Esse vínculo entre economia e história cultural, particularmente acalentado na Alemanha desde Werner Sombart e Max Weber, rendeu o conceito de “estilo econômico” (Bertram Schefold). Tal princípio tem hoje grande estima no Ocidente. O sociólogo francês Pierre Bourdieu alude a um “capital cultural”, e o historiador americano Samuel Huntington, após o colapso do socialismo de Estado, vê mesmo o alvorecer de uma “guerra das culturas”. Ao mesmo tempo, a nova autoconsciência do capitalismo asiático reporta-se a uma “identidade cultural” própria, que seria superior àquela do “Ocidente decadente”.


Max Weber, que de bom grado é tratado como precursor desse pensamento econômico em categorias culturais, sem dúvida não dispunha da idéia de um capitalismo conjugado culturalmente no plural quando passou a redigir sua sociologia das religiões e investigar a relação entre as culturas definidas religiosamente e o capitalismo moderno. Interessava-lhe antes o surgimento histórico do próprio capitalismo e o problema da transição para a modernidade.


De fato, em todas as sociedades pré-modernas, inclusive na Europa, os motivos sociais e econômicos eram definidos pela religião, sendo assim incompatíveis com o cálculo abstrato do “homo economicus”. A teoria trataria de explicar por que apenas no norte da Europa Ocidental ocorrera um autêntico nascimento do capitalismo, ao passo que tal modo de produção fora impingido nas demais regiões do planeta.


Como todos sabem, Weber chegou à conclusão de que a ideologia religiosa do protestantismo era a única transição adequada a uma mentalidade capitalista, ao passo que as outras culturas religiosas, inclusive o budismo e o confucionismo, revelavam-se incapazes de constituir um conveniente pano de fundo cultural para o desenvolvimento do capitalismo.


O interessante é como Weber fundamentou essa tese. Ele tinha consciência de que tanto o protestantismo puritano quanto a ética confuciana favoreciam uma sólida moral do trabalho e um pensamento racionalista. Por que então o confucionismo não seria igualmente indicado como o protestantismo para o advento capitalista?


Para Weber, como se lê em sua “Ética Econômica das Religiões Mundiais”, a diferença fundamental era a importância das relações sociais no exterior do sistema econômico em sentido estrito: “A ética confuciana, de forma absolutamente deliberada, deixava os indivíduos à mercê de suas relações naturais ou pessoais, sendo estas determinadas por vínculos sociais hierárquicos.
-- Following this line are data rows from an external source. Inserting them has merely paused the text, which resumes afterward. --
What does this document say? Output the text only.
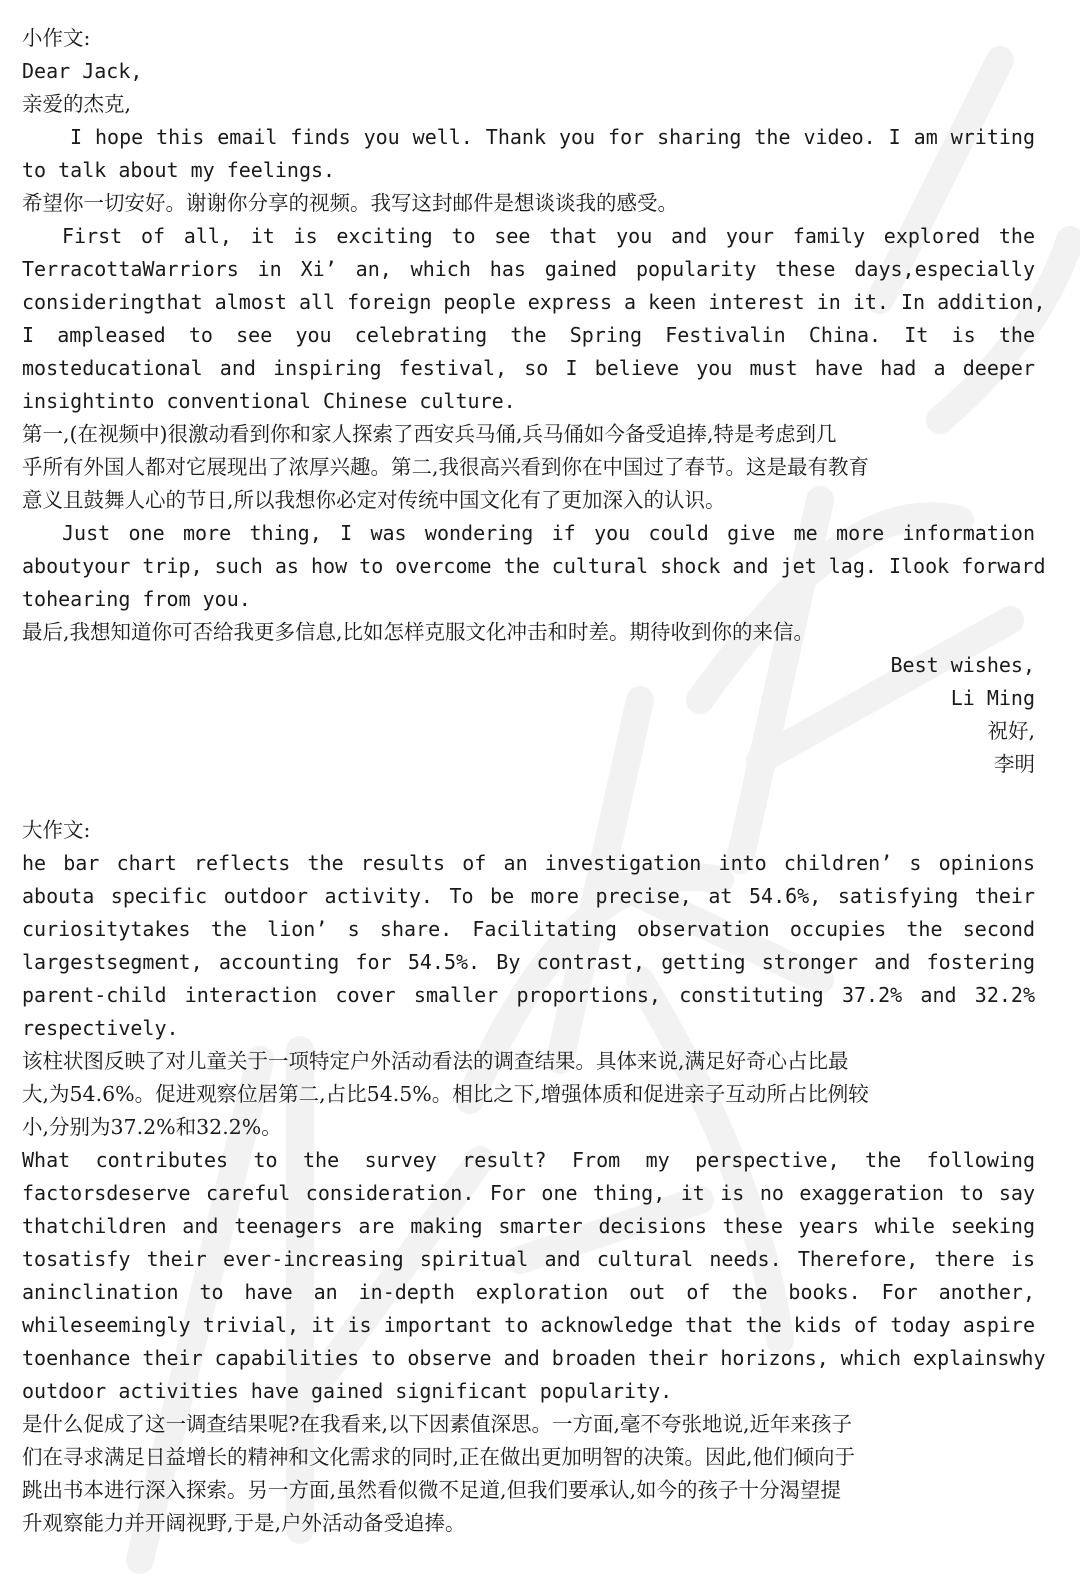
小作文:
Dear Jack,
亲爱的杰克,
I hope this email finds you well. Thank you for sharing the video. I am writing
to talk about my feelings.
希望你一切安好。谢谢你分享的视频。我写这封邮件是想谈谈我的感受。
First of all, it is exciting to see that you and your family explored the
TerracottaWarriors in Xi’ an, which has gained popularity these days,especially
consideringthat almost all foreign people express a keen interest in it. In addition,
I ampleased to see you celebrating the Spring Festivalin China. It is the
mosteducational and inspiring festival, so I believe you must have had a deeper
insightinto conventional Chinese culture.
第一,(在视频中)很激动看到你和家人探索了西安兵马俑,兵马俑如今备受追捧,特是考虑到几
乎所有外国人都对它展现出了浓厚兴趣。第二,我很高兴看到你在中国过了春节。这是最有教育
意义且鼓舞人心的节日,所以我想你必定对传统中国文化有了更加深入的认识。
Just one more thing, I was wondering if you could give me more information
aboutyour trip, such as how to overcome the cultural shock and jet lag. Ilook forward
tohearing from you.
最后,我想知道你可否给我更多信息,比如怎样克服文化冲击和时差。期待收到你的来信。
Best wishes,
Li Ming
祝好,
李明
大作文:
he bar chart reflects the results of an investigation into children’ s opinions
abouta specific outdoor activity. To be more precise, at 54.6%, satisfying their
curiositytakes the lion’ s share. Facilitating observation occupies the second
largestsegment, accounting for 54.5%. By contrast, getting stronger and fostering
parent-child interaction cover smaller proportions, constituting 37.2% and 32.2%
respectively.
该柱状图反映了对儿童关于一项特定户外活动看法的调查结果。具体来说,满足好奇心占比最
大,为54.6%。促进观察位居第二,占比54.5%。相比之下,增强体质和促进亲子互动所占比例较
小,分别为37.2%和32.2%。
What contributes to the survey result? From my perspective, the following
factorsdeserve careful consideration. For one thing, it is no exaggeration to say
thatchildren and teenagers are making smarter decisions these years while seeking
tosatisfy their ever-increasing spiritual and cultural needs. Therefore, there is
aninclination to have an in-depth exploration out of the books. For another,
whileseemingly trivial, it is important to acknowledge that the kids of today aspire
toenhance their capabilities to observe and broaden their horizons, which explainswhy
outdoor activities have gained significant popularity.
是什么促成了这一调查结果呢?在我看来,以下因素值深思。一方面,毫不夸张地说,近年来孩子
们在寻求满足日益增长的精神和文化需求的同时,正在做出更加明智的决策。因此,他们倾向于
跳出书本进行深入探索。另一方面,虽然看似微不足道,但我们要承认,如今的孩子十分渴望提
升观察能力并开阔视野,于是,户外活动备受追捧。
Ela transfigurava eticamente estas últimas, e apenas estas, e por fim desconhecia todas as obrigações sociais que não os deveres de piedade humana criados por tais relações pessoais de indivíduo para indivíduo, de príncipe para criado, de funcionário de hierarquia superior para o inferior, de pai para filho, de irmão para irmão, de professor para aluno e de amigo para amigo. Para a ética puritana, ao contrário, essas relações puramente pessoais _embora, é claro, ela as deixasse existir, se não fossem contrárias a Deus, e as regulasse eticamente_ eram levemente suspeitas, pois que valiam para as criaturas. A relação com Deus lhe era sob todas circunstâncias precedente. Puras relações humanas como tais, demasiadamente intensivas e idólatras da criatura, deviam ser evitadas por completo. De fato, a confiança nos homens, mesmo nos vizinhos de sangue mais próximos, seria perigosa à alma. (…) Seguem-se daí importantíssimas diferenças práticas das duas concepções éticas, embora designemos ambas como ‘racionalistas’ em sua aplicação prática e embora ambas deduzam consequências ‘utilitárias’±”.


Caso substituamos o “Deus” puritano pelo valor econômico ou simplesmente pelo dinheiro, logo salta à vista a concepção ocidental e liberal do homem como um egoísta isolado, que sacrifica todos os vínculos pessoais e sociais no altar da racionalidade econômica abstrata e do puro sucesso individual. E, uma vez que o confucionismo resiste fundamentalmente a tal impulso, Max Weber o toma como inapto ao capitalismo, à diferença do ideário protestante.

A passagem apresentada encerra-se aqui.